Development of miniaturized electrochemical sensors for monitoring species of environmental relevance.
Miniaturized electrochemical sensors. Integrated Pt microelectrode. Au microelectrode set. Electrochemical advanced oxidation processes. Hydrogen peroxide. Isoniazid.
Electrochemical advanced oxidation processes (EAOPs) are new and promising methodologies for wastewater treatment, at domestic or industrial level, that emerge as an alternative to traditional water treatment methods. On EAOPs reactors, a wide variety of organic or inorganic pollutants can be degraded by strong oxidizing agents electrochemically generated.

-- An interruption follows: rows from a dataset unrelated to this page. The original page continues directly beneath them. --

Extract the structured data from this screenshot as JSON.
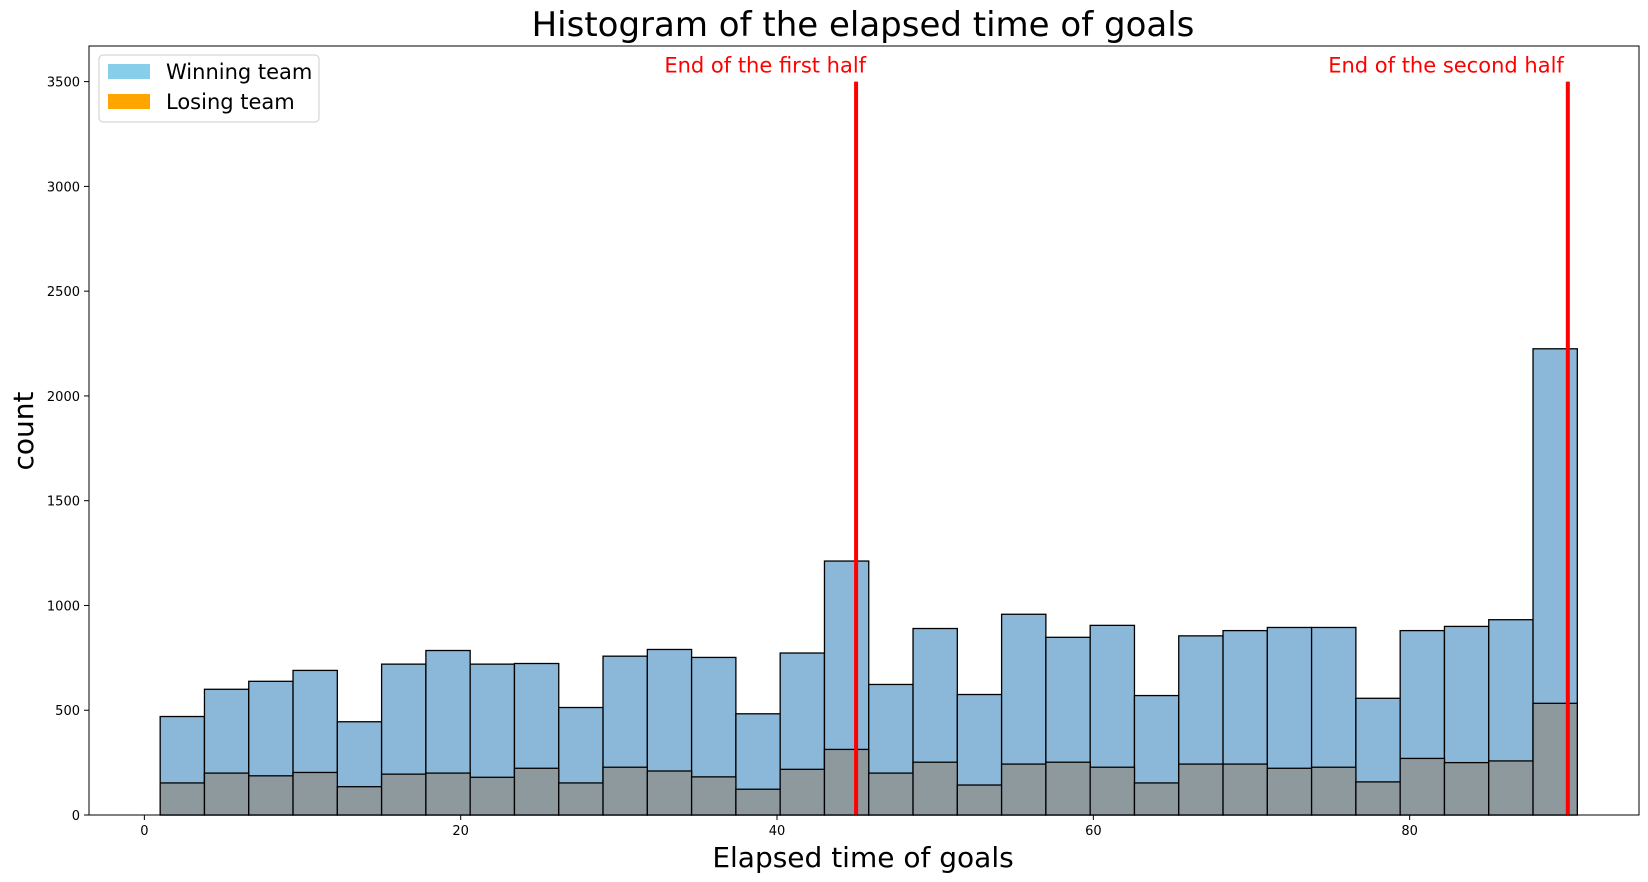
{
  "chart_data": {
    "type": "bar",
    "title": "Histogram of the elapsed time of goals",
    "xlabel": "Elapsed time of goals",
    "ylabel": "count",
    "xlim": [
      -3.5,
      94.5
    ],
    "ylim": [
      0,
      3670
    ],
    "xticks": [
      0,
      20,
      40,
      60,
      80
    ],
    "yticks": [
      0,
      500,
      1000,
      1500,
      2000,
      2500,
      3000,
      3500
    ],
    "bin_edges": [
      1,
      3.8,
      6.6,
      9.4,
      12.2,
      15,
      17.8,
      20.6,
      23.4,
      26.2,
      29,
      31.8,
      34.6,
      37.4,
      40.2,
      43,
      45.8,
      48.6,
      51.4,
      54.2,
      57,
      59.8,
      62.6,
      65.4,
      68.2,
      71,
      73.8,
      76.6,
      79.4,
      82.2,
      85,
      87.8,
      90.6
    ],
    "series": [
      {
        "name": "Winning team",
        "color": "#87ceeb",
        "values": [
          470,
          600,
          638,
          690,
          445,
          720,
          785,
          720,
          723,
          513,
          758,
          790,
          752,
          483,
          773,
          1212,
          623,
          890,
          575,
          958,
          848,
          905,
          570,
          855,
          880,
          895,
          895,
          557,
          880,
          900,
          932,
          2225
        ]
      },
      {
        "name": "Losing team",
        "color": "#ffa500",
        "values": [
          153,
          200,
          187,
          203,
          135,
          195,
          200,
          180,
          223,
          153,
          228,
          210,
          182,
          123,
          218,
          313,
          200,
          252,
          143,
          243,
          252,
          228,
          153,
          243,
          243,
          223,
          228,
          158,
          270,
          250,
          258,
          533
        ]
      }
    ],
    "annotations": [
      {
        "x": 45,
        "label": "End of the first half",
        "color": "#ff0000"
      },
      {
        "x": 90,
        "label": "End of the second half",
        "color": "#ff0000"
      }
    ],
    "grid": false,
    "legend_position": "top-left"
  }
}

Therefore, on these processes, it is crucial a proper monitoring for the generation of oxidants and the degradation of pollutants in order to make the process more efficient and reduce costs. Thus, in this work we propose the utilization of miniaturized electrochemical sensors for the real time monitoring of species generated or degraded in the reactor. First, an integrated Pt microelectrode (a microelectrode that combines a working Pt microdisc to a silver quasi-reference electrode) for monitoring hydrogen peroxide generated in the reactor. Using this integrated microelectrode it was possible to obtain a real-time profile for H2O2 generation by the electrolysis of a 0.10 mol L-1 HClO4 solution. The reactor was equipped with a Nb/BDD anode and a Ti cathode under different current densities (30, 60, 90 e 120 mA cm-2). The H2O2 generation rate was strongly dependent on the applied current density (j) and that it reaches its peak production after 90 minutes of electrolysis, exhibiting a pseudo zero-order kinetics. The results obtained were in accordance with a spectrophotometric method used as reference at a 95% level of confidence. In a second approach, a gold microelectrode set was obtained from discarded computer microchips. The set of microelectrodes was modified with electrochemically reduced graphene oxide and applied to quantify isoniazid antibiotic by linear scan voltammetry, showing a good linear correlation (R2 = 0.9926) and limit of detection (1.38 μmol L-1) on the concentration range from 5.0 to 100.0 μmol L-1. The sensor was then applied to isoniazid determination in river and lagoon water samples.